I chose the Transyt software as an example because I know it was used to set the light timings in Eugene, Oregon decades ago. I know because my first assignment as a junior programmer was to make that software work on the IBM mainframe computer then used by the city. I encountered Transyt again several years later, when my spouse was working for a transportation research group at University of California, Irvine. Useful programs last a long time, and evolve, sometimes through generations of programmers. The Transyt system today is different in some ways than the code I encountered many years ago. It may have been rewritten in a more modern programming language (or maybe not). The “guess and refine” approach to optimization has been extended in Transyt 7F to a modern genetic search algorithm that maintains multiple guesses for refinement, but the core approach remains the same. -MY

Simulations of physical systems are complex, but we can illustrate the approach more simply with a “system” that is just a math formula. Suppose we wanted to find the square root of a number greater than 1.0. Suppose all we knew is that

\[ \sqrt{n} * \sqrt{n} = n \]

and that, for numbers greater than 1, \(m > n \implies m^2 > n^2\).
This is enough to get very close to a correct answer by making a guess and refining it. (Exactly how close we can get is complicated, because the computer uses a floating-point approximation to real numbers.)

def guess_sqrt(n: float, error_bound: float) -> float: 
    """n must be between 1.0 and 100,000. 
    error_bound must be greater than  0.00001
    Returns a number q such that 
    q^2 - error_bound <= n <= q^2 + error_bound.
    """
    # q must be between 1 and n
    q_max = n
    q_min = 1.0
    # Execute the loop at least once
    error = 2 * error_bound
    while error > error_bound: 
        # Make a guess within bounds
        q = (q_min + q_max) / 2.0
        # How bad is it? 
        error = abs(q*q - n)
        print(f"Guessed sqrt({n}) ≅ {q}")
        print(f"\t off by {error}")
        # Improve the guess by squeezing the bounds
        if q*q > n:
            # Too big! 
            q_max = q
        else: 
            # Too small! 
            q_min = q 
    return  q
    
s = guess_sqrt(2.0, .0001)
print(s)
Guessed sqrt(2.0) ≅ 1.5
	 off by 0.25
Guessed sqrt(2.0) ≅ 1.25
	 off by 0.4375
Guessed sqrt(2.0) ≅ 1.375
	 off by 0.109375
Guessed sqrt(2.0) ≅ 1.4375
	 off by 0.06640625
Guessed sqrt(2.0) ≅ 1.40625
	 off by 0.0224609375
Guessed sqrt(2.0) ≅ 1.421875
	 off by 0.021728515625
Guessed sqrt(2.0) ≅ 1.4140625
	 off by 0.00042724609375
Guessed sqrt(2.0) ≅ 1.41796875
	 off by 0.0106353759765625
Guessed sqrt(2.0) ≅ 1.416015625
	 off by 0.005100250244140625
Guessed sqrt(2.0) ≅ 1.4150390625
	 off by 0.0023355484008789062
Guessed sqrt(2.0) ≅ 1.41455078125
	 off by 0.0009539127349853516
Guessed sqrt(2.0) ≅ 1.414306640625
	 off by 0.0002632737159729004
Guessed sqrt(2.0) ≅ 1.4141845703125
	 off by 8.200109004974365e-05
1.4141845703125

In math courses you may encounter the Newton-Raphson method for estimating roots of a polynomial, using a better refinement to the guess in each iteration than I have used above, and other series that are essentially variations of this “guess and refine” approach.

If we don’t have a direct way of checking the error bound as we did by squaring q, but we have upper and lower bounds on the answer (like q_max and q_min above), then we can infer that the error is at most q_max - q_min.

If we cannot even set some kinds of bounds around a solution (perhaps because the solution is not a number, but something more complex), we can at least determine whether we are getting the same guess or something different from iteration to iteration. If our guess is not changing, there is no point in continuing.

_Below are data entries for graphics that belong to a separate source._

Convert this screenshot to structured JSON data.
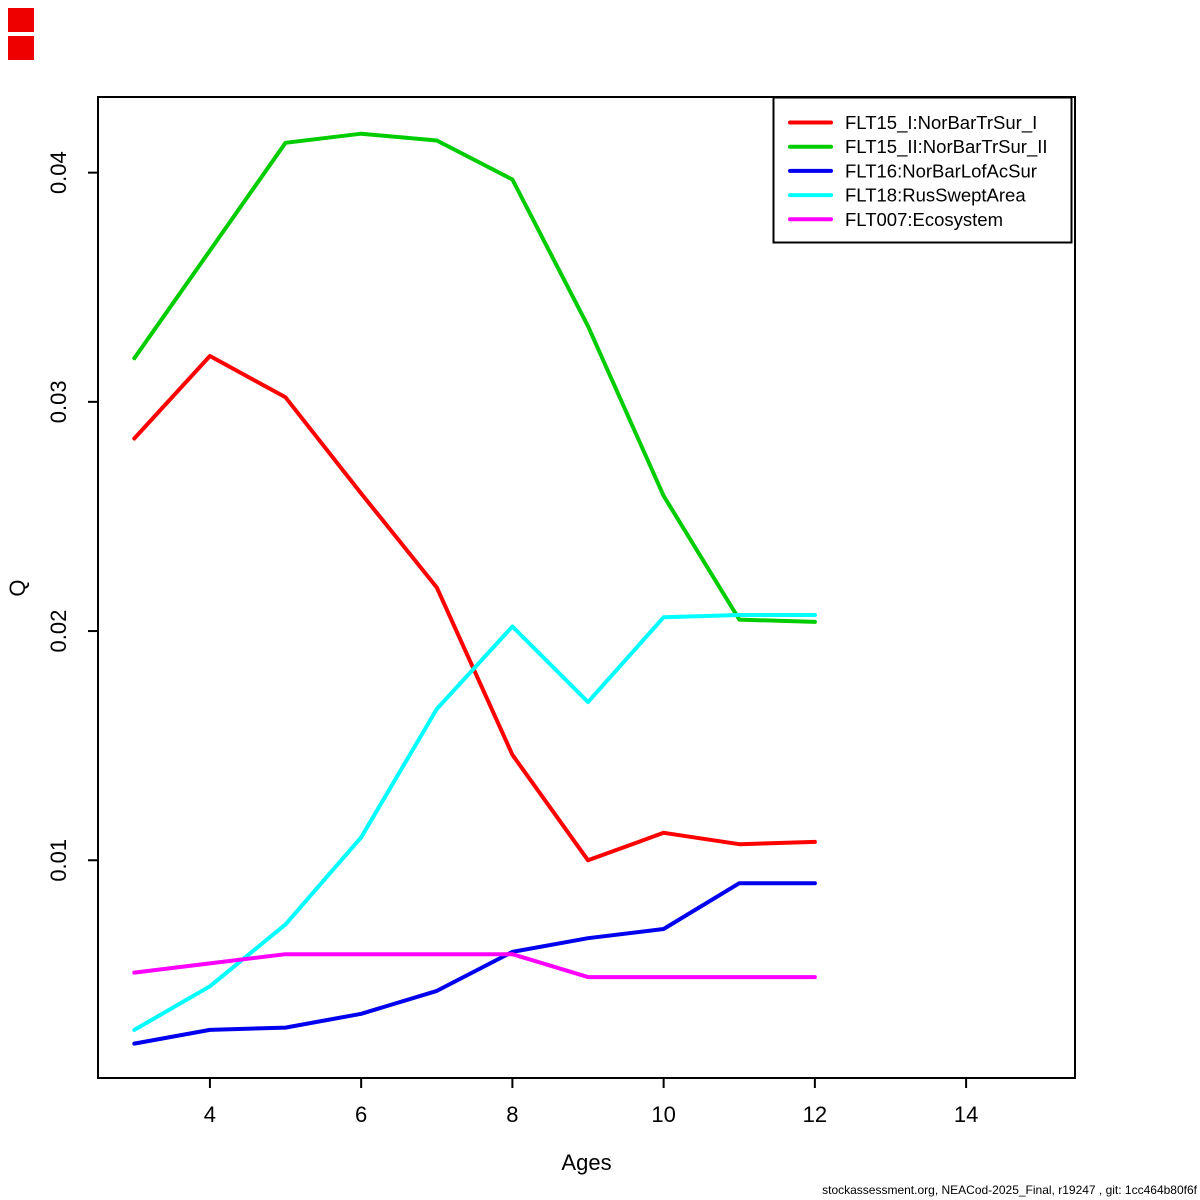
{
  "footer": "stockassessment.org, NEACod-2025_Final, r19247 , git: 1cc464b80f6f",
  "corner_markers": {
    "color": "#ee0000",
    "count": 2
  },
  "axis_color": "#000000",
  "chart_data": {
    "type": "line",
    "title": "",
    "xlabel": "Ages",
    "ylabel": "Q",
    "x": [
      3,
      4,
      5,
      6,
      7,
      8,
      9,
      10,
      11,
      12
    ],
    "x_ticks": [
      4,
      6,
      8,
      10,
      12,
      14
    ],
    "x_tick_labels": [
      "4",
      "6",
      "8",
      "10",
      "12",
      "14"
    ],
    "y_ticks": [
      0.01,
      0.02,
      0.03,
      0.04
    ],
    "y_tick_labels": [
      "0.01",
      "0.02",
      "0.03",
      "0.04"
    ],
    "xlim": [
      2.52,
      15.44
    ],
    "ylim": [
      0.0005,
      0.0433
    ],
    "grid": false,
    "legend_position": "topright",
    "series": [
      {
        "name": "FLT15_I:NorBarTrSur_I",
        "color": "#ff0000",
        "values": [
          0.0284,
          0.032,
          0.0302,
          0.026,
          0.0219,
          0.0146,
          0.01,
          0.0112,
          0.0107,
          0.0108
        ]
      },
      {
        "name": "FLT15_II:NorBarTrSur_II",
        "color": "#00cc00",
        "values": [
          0.0319,
          0.0366,
          0.0413,
          0.0417,
          0.0414,
          0.0397,
          0.0333,
          0.0259,
          0.0205,
          0.0204
        ]
      },
      {
        "name": "FLT16:NorBarLofAcSur",
        "color": "#0000ee",
        "values": [
          0.002,
          0.0026,
          0.0027,
          0.0033,
          0.0043,
          0.006,
          0.0066,
          0.007,
          0.009,
          0.009
        ]
      },
      {
        "name": "FLT18:RusSweptArea",
        "color": "#00ffff",
        "values": [
          0.0026,
          0.0045,
          0.0072,
          0.011,
          0.0166,
          0.0202,
          0.0169,
          0.0206,
          0.0207,
          0.0207
        ]
      },
      {
        "name": "FLT007:Ecosystem",
        "color": "#ff00ff",
        "values": [
          0.0051,
          0.0055,
          0.0059,
          0.0059,
          0.0059,
          0.0059,
          0.0049,
          0.0049,
          0.0049,
          0.0049
        ]
      }
    ]
  }
}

In our clustering project, we stop the loop when the assignment of locations to clusters stops changing. Usually this will be a pretty good solution, but it is not guaranteed. When the k-means clustering algorithm is used in practice, it is often run more than once with different initial guesses to increase the chance that it produces at least one very good solution.